Ruhsuz, zevksiz, ucube binaların yapı ruhsatlarını ve oturma izinlerini verdikten sonra “İstanbul’a, Ankara’ya, Bursa’ya, şuraya buraya ihanet ettik” demek kimseyi aklamaz ve gelecek nesillerle, üzerinde yaşadığımız vatan toprağı bize lanet eder. Beldelerin, şehirlerin tarihinde önemli bir yeri ve hatırası olan binaları yıkıp TOKİ ya da MÜTEAHHİTLER vasıtasıyla beton yığınlarına dönüştürmek, şehirlerin çevresinde bulunan mümbit arazilere siteler kurmak iş değildir. Devletimiz ve belediyelerimiz bu konuda gerçekten ihanet içindedirler.
Gelelim, “En-nezafet-i minel iman = Temizlik İmandandır” düsturu olan Müslüman milletimizin ihanetine… Yollarda sokaklarda, piknik yerlerinde, hatta evlerimizin önünde gördüğümüz pislikler kimin ya da kimlerin eseri? Arabasında içtiği suyun, kolanın şişesini, sigara izmaritini, hatta dolu küllüğünü yollara savuran vatandaş, sen kimsin? Piknik alanlarını çöplüğe, akarsu ve göletleri, hatta denizleri pisliğe boğanlar nereden geldiler? Ya inşaat artıklarını, fabrika atıklarını olur olmaz yerlere dökenler, dökülmesine göz yumanlar?
Bu konularda çok dertliyim ve sayfalarca yazabilirim ama görünüşte bize göre çok geri durumda olan iki ülkeden misal vermeden geçemeyeceğim. Biri, Soydaş, dost ve kardeş ülke Özbekistan… Başkent Taşkent’in tam ortasından ırmak büyüklüğünde bir su kanalı geçiyor. Çevresinde parklar, bahçeler, yürüyüş yolları, evler vb. O devasa kanal boyunca özellikle 500 metre kadar yürüyerek baktım, baktım… Yani -bizde olduğu gibi- bir pet şişe, bir gazete parçası, bir çöp arıyordum anlayacağınız ama yoktu, gerçekten yoktu; hayıflandım, Türkiyemizdeki rezaleti düşünüp kahroldum.

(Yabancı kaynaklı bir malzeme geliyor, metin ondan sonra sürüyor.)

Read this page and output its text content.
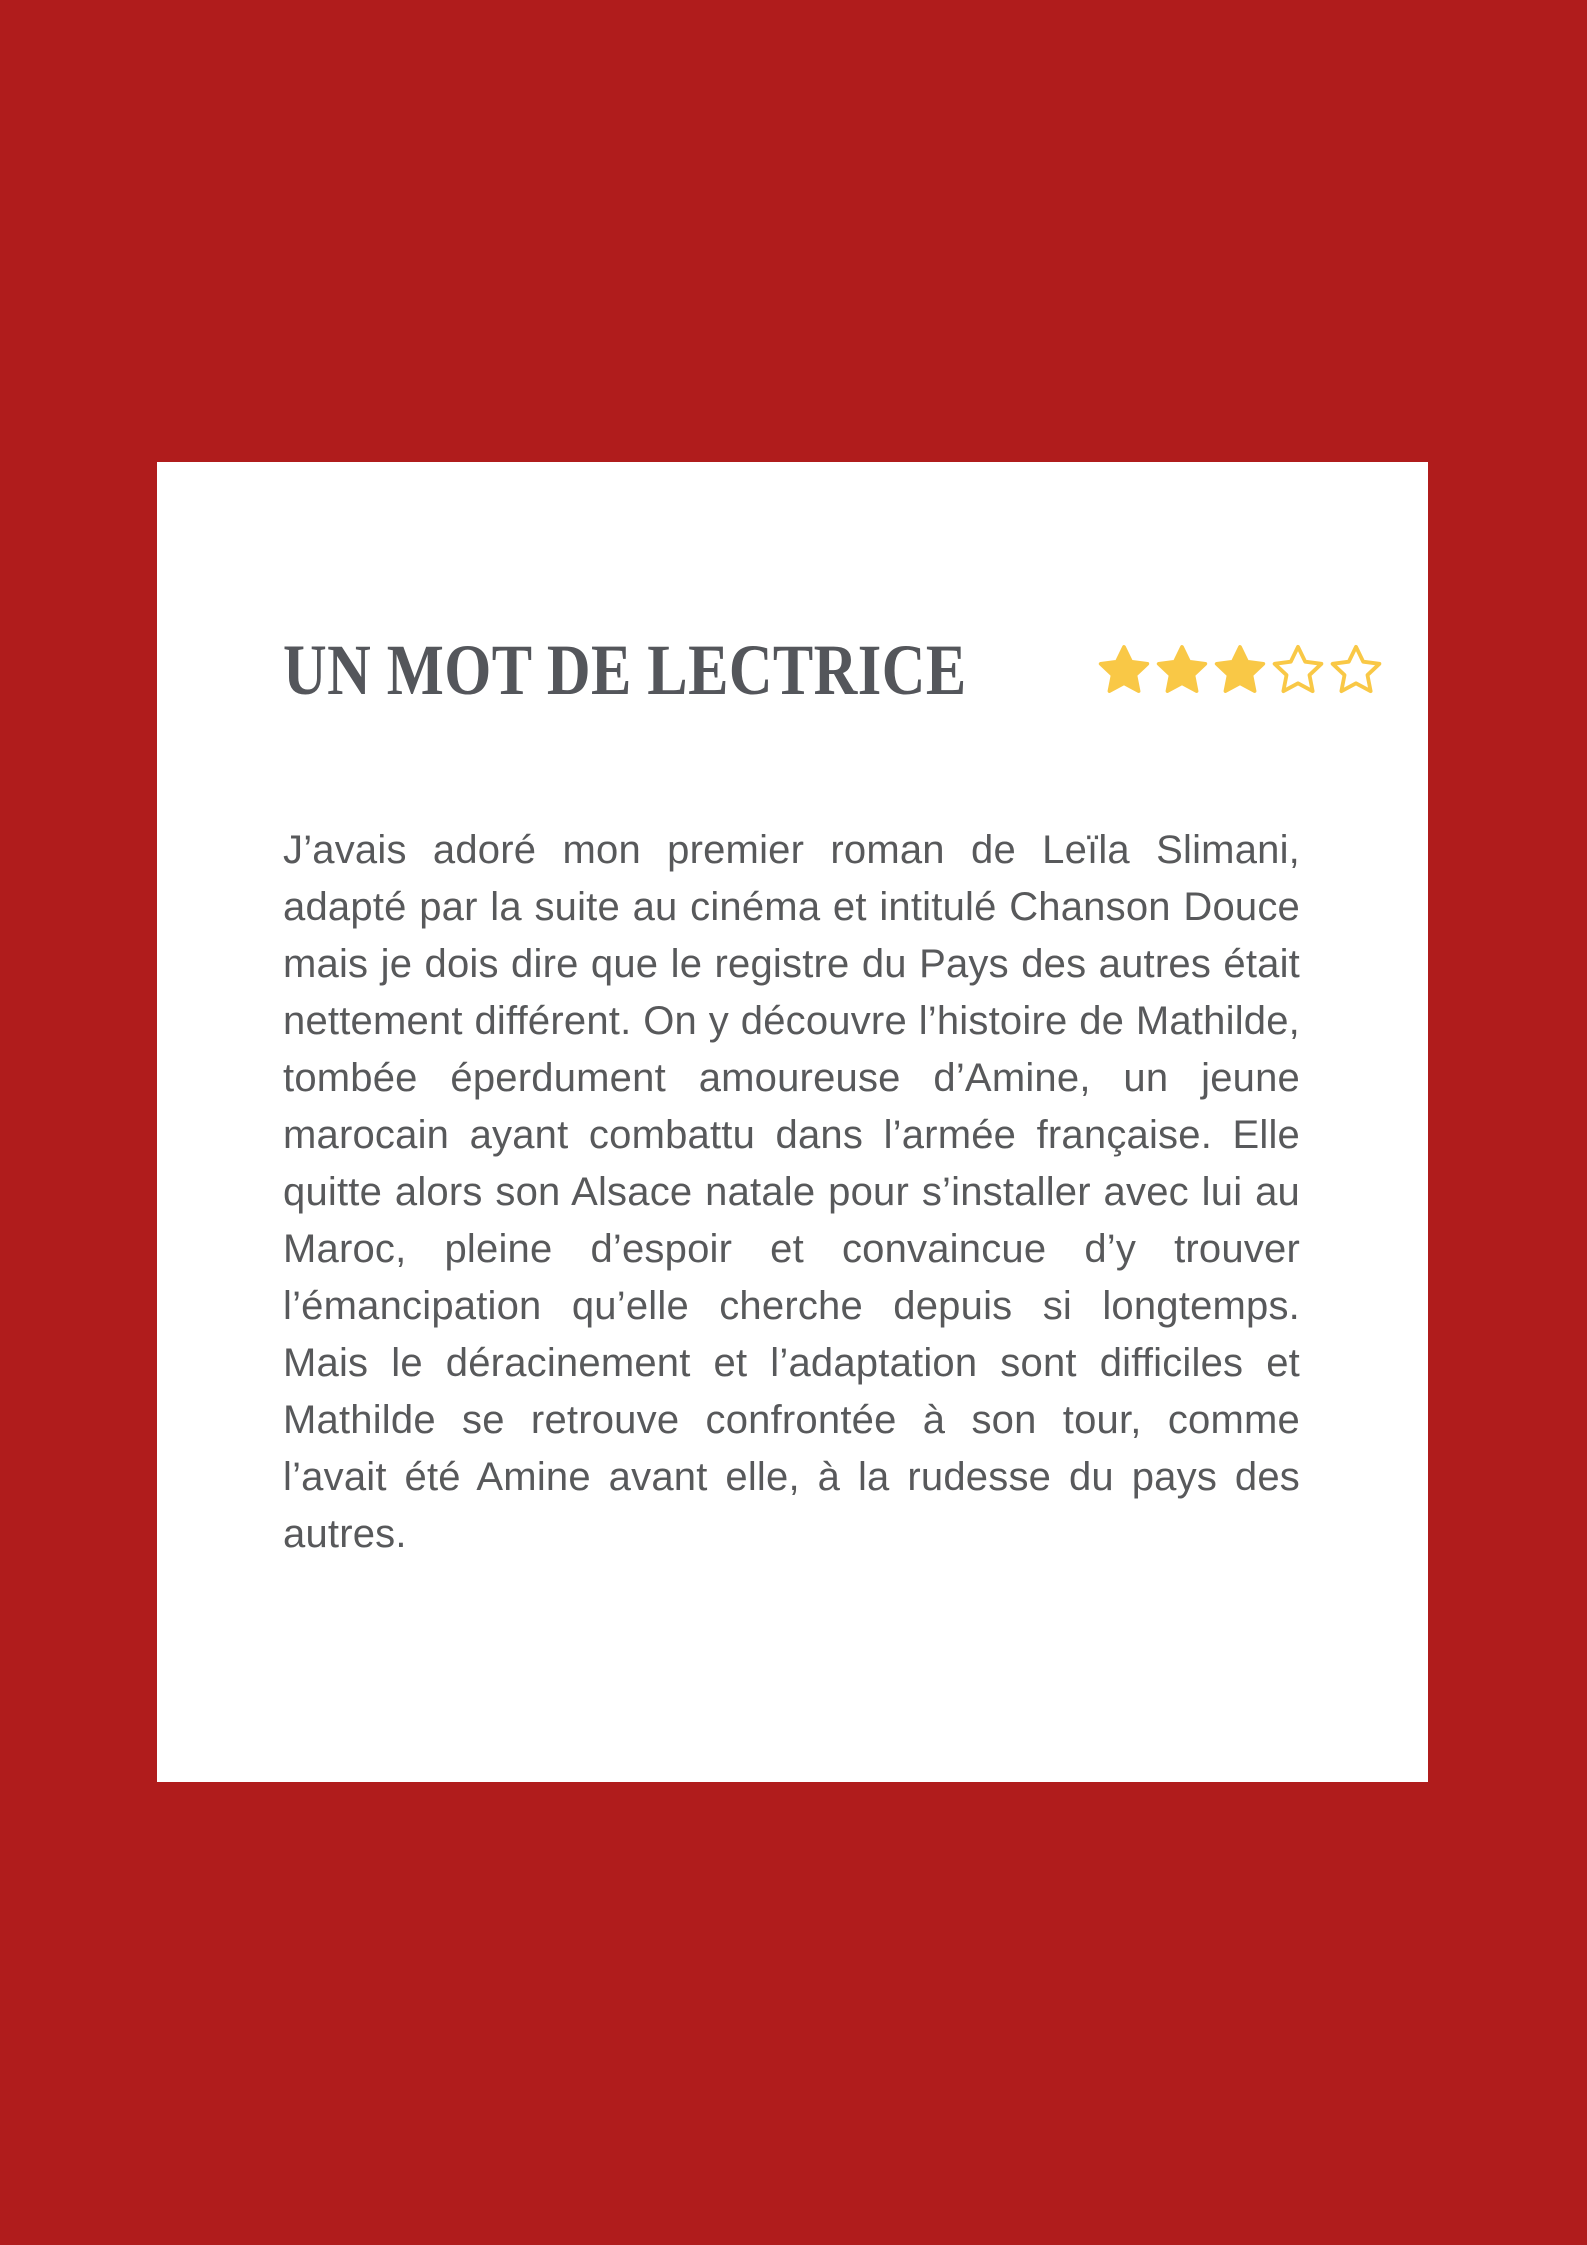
UN MOT DE LECTRICE

J’avais adoré mon premier roman de Leïla Slimani, adapté par la suite au cinéma et intitulé Chanson Douce mais je dois dire que le registre du Pays des autres était nettement différent. On y découvre l’histoire de Mathilde, tombée éperdument amoureuse d’Amine, un jeune marocain ayant combattu dans l’armée française. Elle quitte alors son Alsace natale pour s’installer avec lui au Maroc, pleine d’espoir et convaincue d’y trouver l’émancipation qu’elle cherche depuis si longtemps. Mais le déracinement et l’adaptation sont difficiles et Mathilde se retrouve confrontée à son tour, comme l’avait été Amine avant elle, à la rudesse du pays des autres.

İkinci örnek, Başkent Ulanbatur dışında adeta 1000 – 1500 yıl önce Hun, Uygur, Göktürk atalarımızın yaşadığı bozkır hayatını yaşayan, çadırlarda kalan, büyük ve küçükbaş hayvanlarını otlatan insanların yaşadığı Moğolistan’dan… Ötüken’i, Orhun’u, Selenge’yi, Mete Han, Kutluk Bilge Kül Kağan, Bilge Kağan ve Kültigin’le Tonyukuk’un hatıralarını barındıran bu ülkede istisnalar dışında nerede ise yol bile yok. Herkes bir iz bulup bir yerlere gitmeye çalışıyor ama o uçsuz bucaksız bozkırlarda ve çöllerde insanlardan kaynaklanan bir çöp, bir poşet, bir pet şişe atığı yok. Neden dersiniz?
İşte cevabı… Dört çeker bir Japon arabası ile bozkırlardan, çöllerden geçerek ecdat hatıralarından bir yerleri görmek için seyahat ederken, arkadaşlarımızdan biri aracın kelebek camını açarak elindeki kâğıt ya da poşet parçasını atmaya yeltenmişti ki, ekibimizin “Camoka” adını verdiği o cahil Moğol şoför ani bir refleksle kolunu yakalayarak işaret diliyle “atamayacağını”anlattı.